Presidente desde el más allá
Jeremy Bentham (1748-1832)
Hubo un tipo que hace unos 200 años dijo que toda reforma social debe conseguir la máxima felicidad para el mayor número de gente. Jeremy Bentham, padre del utilitarismo, también proclamó que el último fin humano es conseguir la felicidad. ¿Y cómo es feliz Jeremy Bentham? Presidiendo algunas juntas directivas del University College de Londres. Cuando le sientan en las reuniones, una voz dice en la sala: “Jeremy Bentham: presente, pero sin voto”. Cómo va a votar, si lleva muerto 175 años. El filósofo es el único cadáver del mundo que aún preside juntas. Bentham creó el colegio londinense, y a él legó todos sus bienes, pero con una condición: que su esqueleto fuera conservado de modo que pudiera ser expuesto en los pasillos y siguiera asistiendo a las juntas directivas. Y un dato más: la cabeza que hoy se ve sobre Bentham no es la original: robarla se convirtió cada curso en una broma entre los estudiantes. Luego la devolvían, pero cada año desaparecía. La buena, la que de verdad gestó el utilitarismo, está guardada en la caja fuerte del Colegio Universitario.

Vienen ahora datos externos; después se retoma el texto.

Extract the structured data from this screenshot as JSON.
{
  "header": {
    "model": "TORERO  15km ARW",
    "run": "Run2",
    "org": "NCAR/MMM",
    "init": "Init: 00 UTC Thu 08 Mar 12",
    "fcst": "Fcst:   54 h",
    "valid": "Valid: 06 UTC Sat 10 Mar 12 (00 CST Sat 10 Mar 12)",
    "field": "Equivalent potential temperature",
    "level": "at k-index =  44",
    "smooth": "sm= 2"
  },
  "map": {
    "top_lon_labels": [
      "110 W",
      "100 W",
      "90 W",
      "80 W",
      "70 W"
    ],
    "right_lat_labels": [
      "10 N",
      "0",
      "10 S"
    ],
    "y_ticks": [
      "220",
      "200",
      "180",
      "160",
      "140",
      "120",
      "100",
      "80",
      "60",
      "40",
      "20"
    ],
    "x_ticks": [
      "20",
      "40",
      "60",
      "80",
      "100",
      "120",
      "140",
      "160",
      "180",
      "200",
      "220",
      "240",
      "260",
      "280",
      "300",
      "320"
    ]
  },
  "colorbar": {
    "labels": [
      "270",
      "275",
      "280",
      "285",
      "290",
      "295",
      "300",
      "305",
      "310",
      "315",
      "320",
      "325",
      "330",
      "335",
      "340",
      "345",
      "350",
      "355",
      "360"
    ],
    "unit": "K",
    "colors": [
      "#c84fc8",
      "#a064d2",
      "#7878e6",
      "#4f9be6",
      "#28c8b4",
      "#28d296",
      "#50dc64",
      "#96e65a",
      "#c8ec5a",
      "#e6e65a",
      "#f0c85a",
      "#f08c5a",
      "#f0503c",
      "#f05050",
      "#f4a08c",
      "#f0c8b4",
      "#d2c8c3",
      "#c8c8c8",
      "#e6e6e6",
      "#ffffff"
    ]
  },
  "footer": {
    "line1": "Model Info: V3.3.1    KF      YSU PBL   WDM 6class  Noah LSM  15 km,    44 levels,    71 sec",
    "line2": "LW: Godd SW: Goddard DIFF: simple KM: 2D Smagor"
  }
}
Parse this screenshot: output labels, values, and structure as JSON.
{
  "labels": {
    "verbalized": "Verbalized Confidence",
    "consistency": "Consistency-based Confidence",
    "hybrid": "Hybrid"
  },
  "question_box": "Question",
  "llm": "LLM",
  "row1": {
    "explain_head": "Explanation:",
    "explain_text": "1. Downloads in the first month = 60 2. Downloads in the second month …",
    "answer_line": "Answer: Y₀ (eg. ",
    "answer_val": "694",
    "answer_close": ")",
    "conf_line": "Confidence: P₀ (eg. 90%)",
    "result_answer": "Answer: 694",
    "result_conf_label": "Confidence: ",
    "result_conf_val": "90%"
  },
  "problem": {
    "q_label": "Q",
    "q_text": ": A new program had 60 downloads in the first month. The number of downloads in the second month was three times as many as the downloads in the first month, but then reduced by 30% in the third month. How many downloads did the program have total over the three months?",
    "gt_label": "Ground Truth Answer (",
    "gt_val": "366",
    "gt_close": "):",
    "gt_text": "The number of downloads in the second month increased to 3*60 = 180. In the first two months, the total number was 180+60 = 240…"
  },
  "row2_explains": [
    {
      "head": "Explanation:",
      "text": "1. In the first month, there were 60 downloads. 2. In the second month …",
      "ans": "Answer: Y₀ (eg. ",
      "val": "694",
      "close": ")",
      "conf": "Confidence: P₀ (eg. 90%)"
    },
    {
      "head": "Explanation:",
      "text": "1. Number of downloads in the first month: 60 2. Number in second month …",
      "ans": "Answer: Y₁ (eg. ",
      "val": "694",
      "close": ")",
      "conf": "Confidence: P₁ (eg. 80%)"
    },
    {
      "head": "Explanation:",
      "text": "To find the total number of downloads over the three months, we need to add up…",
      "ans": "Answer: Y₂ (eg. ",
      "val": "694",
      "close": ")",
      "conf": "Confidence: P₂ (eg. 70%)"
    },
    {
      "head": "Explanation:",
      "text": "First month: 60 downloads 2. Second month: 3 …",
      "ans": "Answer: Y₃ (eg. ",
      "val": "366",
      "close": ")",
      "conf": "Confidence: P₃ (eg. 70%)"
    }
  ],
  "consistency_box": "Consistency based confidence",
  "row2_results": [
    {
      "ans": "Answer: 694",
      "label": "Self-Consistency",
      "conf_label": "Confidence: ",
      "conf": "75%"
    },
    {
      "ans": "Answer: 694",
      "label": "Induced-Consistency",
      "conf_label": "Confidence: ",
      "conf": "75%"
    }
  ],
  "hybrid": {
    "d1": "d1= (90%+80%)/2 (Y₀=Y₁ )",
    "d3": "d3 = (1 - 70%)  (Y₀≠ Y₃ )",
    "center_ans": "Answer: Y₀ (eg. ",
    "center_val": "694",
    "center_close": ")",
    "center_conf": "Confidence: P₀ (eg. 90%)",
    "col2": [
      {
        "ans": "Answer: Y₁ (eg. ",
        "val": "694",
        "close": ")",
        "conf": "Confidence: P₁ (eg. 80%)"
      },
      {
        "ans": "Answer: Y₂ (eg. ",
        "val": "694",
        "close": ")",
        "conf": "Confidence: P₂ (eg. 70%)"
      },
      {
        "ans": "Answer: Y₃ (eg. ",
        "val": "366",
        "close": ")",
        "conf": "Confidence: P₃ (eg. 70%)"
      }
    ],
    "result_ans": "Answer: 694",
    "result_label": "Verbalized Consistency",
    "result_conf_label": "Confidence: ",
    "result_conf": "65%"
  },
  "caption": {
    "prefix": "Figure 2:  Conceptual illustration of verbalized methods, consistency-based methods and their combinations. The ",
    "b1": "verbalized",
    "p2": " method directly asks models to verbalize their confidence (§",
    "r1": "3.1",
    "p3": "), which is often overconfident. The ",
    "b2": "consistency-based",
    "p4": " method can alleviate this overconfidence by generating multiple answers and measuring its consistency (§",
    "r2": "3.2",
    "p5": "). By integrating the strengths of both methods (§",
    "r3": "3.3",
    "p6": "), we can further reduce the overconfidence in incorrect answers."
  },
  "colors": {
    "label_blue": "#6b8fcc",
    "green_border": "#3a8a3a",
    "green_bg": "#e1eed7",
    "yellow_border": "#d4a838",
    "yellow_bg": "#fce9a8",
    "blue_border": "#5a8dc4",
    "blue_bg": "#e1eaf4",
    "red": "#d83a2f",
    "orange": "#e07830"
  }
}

Inés de Castro (c. 1320-1355)
Hubo en Portugal un rey a quien no le gustaba nada, pero nada, la amante de su hijo. El rey era Alfonso IV; la amante, la gallega Inés de Castro; y el hijo, el infante don Pedro. Tanta ojeriza le cogió el rey a Inés, que mandó asesinarla. Y aquí, más que terminar la historia, comienza. Del infante don Pedro se apoderó un cabreo monumental, y no paró hasta que le arrebató a su padre el trono y comenzó a reinar con el nombre de Pedro I. Lo primero que hizo fue llamar a capítulo a quienes asesinaron a su amada y, una vez saldadas las cuentas, exhumó el cadáver, sepultado dos años antes. Lo que quedaba de él lo engalanó y lo sentó en el trono. Obligó a la corte a rendirle pleitesía, a besarle la mano y a tratarla como si estuviera viva. Inés de Castro, con el cutis un tanto deteriorado, aguantó el tipo como pudo. Luego la volvieron a enterrar en la abadía cisterciense de Santa María de Alcobaça (Portugal). La costumbre en las iglesias era colocar en paralelo los sarcófagos de reyes y reinas, pero los sepulcros de Inés de Castro y Pedro I están enfrentados. Y esto es así por deseo del rey Pedro, para que cuando llegue el Juicio final y los cuerpos salgan de sus tumbas, lo primero que vea sea el rostro de Inés. Es lo que se llama un rey enamorado; pero, sobre todo, optimista.